Researchers from the University of Utah have found a way to print hidden images using a very inexpensive product: commercial inkjet printers. By using an invisible ink to hide messages in seemingly regularly printed images, it is a revolutionary way to detect counterfeit items in the future.
Ajay Nahata, a professor of electrical and computer engineering at the University of Utah and the Associate Dean for the Academics College of Engineering, is the leader of the study that was published in The Optical Society's journal for high impact research, Optica, and his team were able to print hidden images that are made visible when illuminated with appropriately polarized waves in the terahertz region of the electromagnetic spectrum.
"We used silver and carbon ink to print an image consisting of small rods that are about a millimeter long and a couple of hundred microns wide," said Nahata. "We found that changing the fraction of silver and carbon in each rod changes the conductivity in each rod just slightly, but visually, you can't see this modification. Passing terahertz radiation at the correct frequency and polarization through the array allows extraction of information encoded into the conductivity."
The researchers were able to showcase their new method of concealing image information in a set of printed rods that all look almost identical by using the technique to conceal both grayscale and 64-color QR codes, and even embedded two QR codes into a single image, with each code viewable using a different polarization. Though the images look identical when first studied, the embedded QR code image becomes visible when viewed with terahertz radiation.
"Our very easy-to-use method can print complex patterns of rods with varying conductivity," shared Nahata. "This cannot easily be done even using a multimillion dollar nanofabrication facility. An added benefit to our technique is that it can performed very inexpensively."

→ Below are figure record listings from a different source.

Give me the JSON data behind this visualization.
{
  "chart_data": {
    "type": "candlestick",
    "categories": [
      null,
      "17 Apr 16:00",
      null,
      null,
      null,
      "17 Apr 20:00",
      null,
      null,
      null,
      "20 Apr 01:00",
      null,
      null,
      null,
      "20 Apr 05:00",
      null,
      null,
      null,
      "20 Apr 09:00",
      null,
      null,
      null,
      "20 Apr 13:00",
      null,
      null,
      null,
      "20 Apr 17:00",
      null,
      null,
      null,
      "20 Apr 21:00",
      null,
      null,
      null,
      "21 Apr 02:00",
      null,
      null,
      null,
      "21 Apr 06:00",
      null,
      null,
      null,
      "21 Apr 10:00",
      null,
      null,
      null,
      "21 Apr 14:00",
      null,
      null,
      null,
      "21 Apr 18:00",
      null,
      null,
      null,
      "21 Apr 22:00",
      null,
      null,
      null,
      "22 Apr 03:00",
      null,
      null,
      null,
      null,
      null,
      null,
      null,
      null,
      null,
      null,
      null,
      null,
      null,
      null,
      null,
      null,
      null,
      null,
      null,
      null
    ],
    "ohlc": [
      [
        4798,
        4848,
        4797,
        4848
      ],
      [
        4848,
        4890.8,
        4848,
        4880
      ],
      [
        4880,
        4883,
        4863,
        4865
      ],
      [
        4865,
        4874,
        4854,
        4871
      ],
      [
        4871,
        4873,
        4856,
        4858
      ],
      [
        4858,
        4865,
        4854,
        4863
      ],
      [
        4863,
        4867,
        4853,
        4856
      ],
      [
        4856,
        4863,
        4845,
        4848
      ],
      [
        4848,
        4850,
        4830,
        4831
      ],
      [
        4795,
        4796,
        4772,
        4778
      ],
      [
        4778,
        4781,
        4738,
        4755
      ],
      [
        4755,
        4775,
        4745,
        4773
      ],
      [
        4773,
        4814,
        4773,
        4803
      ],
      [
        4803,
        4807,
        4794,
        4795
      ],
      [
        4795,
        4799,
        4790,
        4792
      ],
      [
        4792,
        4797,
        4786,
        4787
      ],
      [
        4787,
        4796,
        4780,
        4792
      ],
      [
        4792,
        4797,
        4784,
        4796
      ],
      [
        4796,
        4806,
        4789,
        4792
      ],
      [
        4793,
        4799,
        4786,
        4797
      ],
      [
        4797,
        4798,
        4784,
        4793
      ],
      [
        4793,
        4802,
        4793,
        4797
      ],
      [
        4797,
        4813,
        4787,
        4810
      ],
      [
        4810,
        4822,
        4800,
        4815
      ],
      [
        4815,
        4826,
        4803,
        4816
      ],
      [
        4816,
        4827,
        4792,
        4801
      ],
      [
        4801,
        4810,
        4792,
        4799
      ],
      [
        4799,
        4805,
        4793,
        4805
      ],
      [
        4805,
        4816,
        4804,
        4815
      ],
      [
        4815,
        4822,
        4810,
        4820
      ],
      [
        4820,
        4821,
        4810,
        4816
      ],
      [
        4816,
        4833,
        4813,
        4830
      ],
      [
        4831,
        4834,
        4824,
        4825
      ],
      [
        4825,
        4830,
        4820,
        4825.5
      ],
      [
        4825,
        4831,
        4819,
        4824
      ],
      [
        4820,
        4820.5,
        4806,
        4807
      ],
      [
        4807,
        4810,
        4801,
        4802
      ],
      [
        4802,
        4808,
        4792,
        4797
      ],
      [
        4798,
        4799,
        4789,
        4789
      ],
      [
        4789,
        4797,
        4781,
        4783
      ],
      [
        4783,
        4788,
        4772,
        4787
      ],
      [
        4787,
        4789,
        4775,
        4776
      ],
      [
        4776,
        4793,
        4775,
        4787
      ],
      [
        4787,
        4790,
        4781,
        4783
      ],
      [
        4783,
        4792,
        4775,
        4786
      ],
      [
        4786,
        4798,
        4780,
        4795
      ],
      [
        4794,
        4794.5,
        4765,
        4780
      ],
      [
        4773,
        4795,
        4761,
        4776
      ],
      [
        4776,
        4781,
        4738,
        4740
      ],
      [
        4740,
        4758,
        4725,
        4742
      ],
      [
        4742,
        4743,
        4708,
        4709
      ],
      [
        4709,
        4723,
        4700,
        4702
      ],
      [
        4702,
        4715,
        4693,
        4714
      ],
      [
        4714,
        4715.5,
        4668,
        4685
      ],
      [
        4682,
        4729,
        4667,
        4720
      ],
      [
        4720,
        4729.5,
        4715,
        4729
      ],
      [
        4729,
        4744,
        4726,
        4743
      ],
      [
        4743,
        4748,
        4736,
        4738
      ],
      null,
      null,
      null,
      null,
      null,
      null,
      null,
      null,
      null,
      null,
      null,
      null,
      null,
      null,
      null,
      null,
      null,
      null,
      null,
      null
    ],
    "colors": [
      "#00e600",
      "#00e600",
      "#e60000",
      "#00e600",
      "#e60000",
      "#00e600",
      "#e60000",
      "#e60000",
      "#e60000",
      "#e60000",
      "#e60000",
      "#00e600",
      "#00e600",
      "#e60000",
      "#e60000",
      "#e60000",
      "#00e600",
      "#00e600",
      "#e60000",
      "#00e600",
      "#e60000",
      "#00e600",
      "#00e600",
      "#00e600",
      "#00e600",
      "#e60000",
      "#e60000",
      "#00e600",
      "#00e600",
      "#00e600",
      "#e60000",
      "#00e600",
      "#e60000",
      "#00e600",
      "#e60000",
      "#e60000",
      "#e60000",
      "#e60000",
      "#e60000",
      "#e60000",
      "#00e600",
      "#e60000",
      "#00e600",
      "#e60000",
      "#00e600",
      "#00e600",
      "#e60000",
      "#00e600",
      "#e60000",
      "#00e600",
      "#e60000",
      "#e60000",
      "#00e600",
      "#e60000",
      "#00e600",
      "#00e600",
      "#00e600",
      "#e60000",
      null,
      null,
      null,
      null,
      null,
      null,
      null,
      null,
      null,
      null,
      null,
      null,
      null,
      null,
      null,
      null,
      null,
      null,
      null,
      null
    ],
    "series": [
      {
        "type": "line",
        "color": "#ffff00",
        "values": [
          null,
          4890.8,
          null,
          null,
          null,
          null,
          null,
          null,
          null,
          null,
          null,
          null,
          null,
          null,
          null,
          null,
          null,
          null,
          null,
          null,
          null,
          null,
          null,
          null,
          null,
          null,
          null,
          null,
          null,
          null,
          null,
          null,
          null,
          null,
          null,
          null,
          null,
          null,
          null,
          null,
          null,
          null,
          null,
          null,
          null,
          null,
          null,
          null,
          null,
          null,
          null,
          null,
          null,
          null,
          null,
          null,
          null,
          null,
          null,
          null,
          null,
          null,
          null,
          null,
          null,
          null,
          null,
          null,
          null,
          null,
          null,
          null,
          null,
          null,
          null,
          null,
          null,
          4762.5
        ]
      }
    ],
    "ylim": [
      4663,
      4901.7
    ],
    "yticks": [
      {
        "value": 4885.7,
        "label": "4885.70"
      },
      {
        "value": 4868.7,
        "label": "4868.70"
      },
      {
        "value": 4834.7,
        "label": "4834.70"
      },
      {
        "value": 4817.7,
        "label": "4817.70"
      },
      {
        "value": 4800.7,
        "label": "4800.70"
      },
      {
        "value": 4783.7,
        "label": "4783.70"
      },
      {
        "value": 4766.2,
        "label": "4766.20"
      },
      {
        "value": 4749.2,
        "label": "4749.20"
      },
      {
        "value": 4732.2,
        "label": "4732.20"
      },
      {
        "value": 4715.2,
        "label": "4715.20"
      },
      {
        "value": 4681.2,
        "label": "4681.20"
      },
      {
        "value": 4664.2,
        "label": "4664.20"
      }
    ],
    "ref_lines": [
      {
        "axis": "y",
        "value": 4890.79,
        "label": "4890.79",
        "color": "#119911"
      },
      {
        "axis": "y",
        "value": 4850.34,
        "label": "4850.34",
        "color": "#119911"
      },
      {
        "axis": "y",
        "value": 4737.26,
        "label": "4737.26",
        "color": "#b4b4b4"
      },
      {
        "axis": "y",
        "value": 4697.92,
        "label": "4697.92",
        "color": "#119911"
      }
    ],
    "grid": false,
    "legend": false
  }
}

The researchers are expanding their technique so the images can be interrogated with visible, rather than terahertz, wavelengths. Nahata and his team of researchers are also looking at the feasibility of developing additional capabilities that could make the embedded information even more secure.
"As we were printing these rods we saw that, in many cases, we couldn't visually tell the difference between different conductivities," said Nahata. "That led to the idea of using this to encode an image without the need for standard encryption approaches."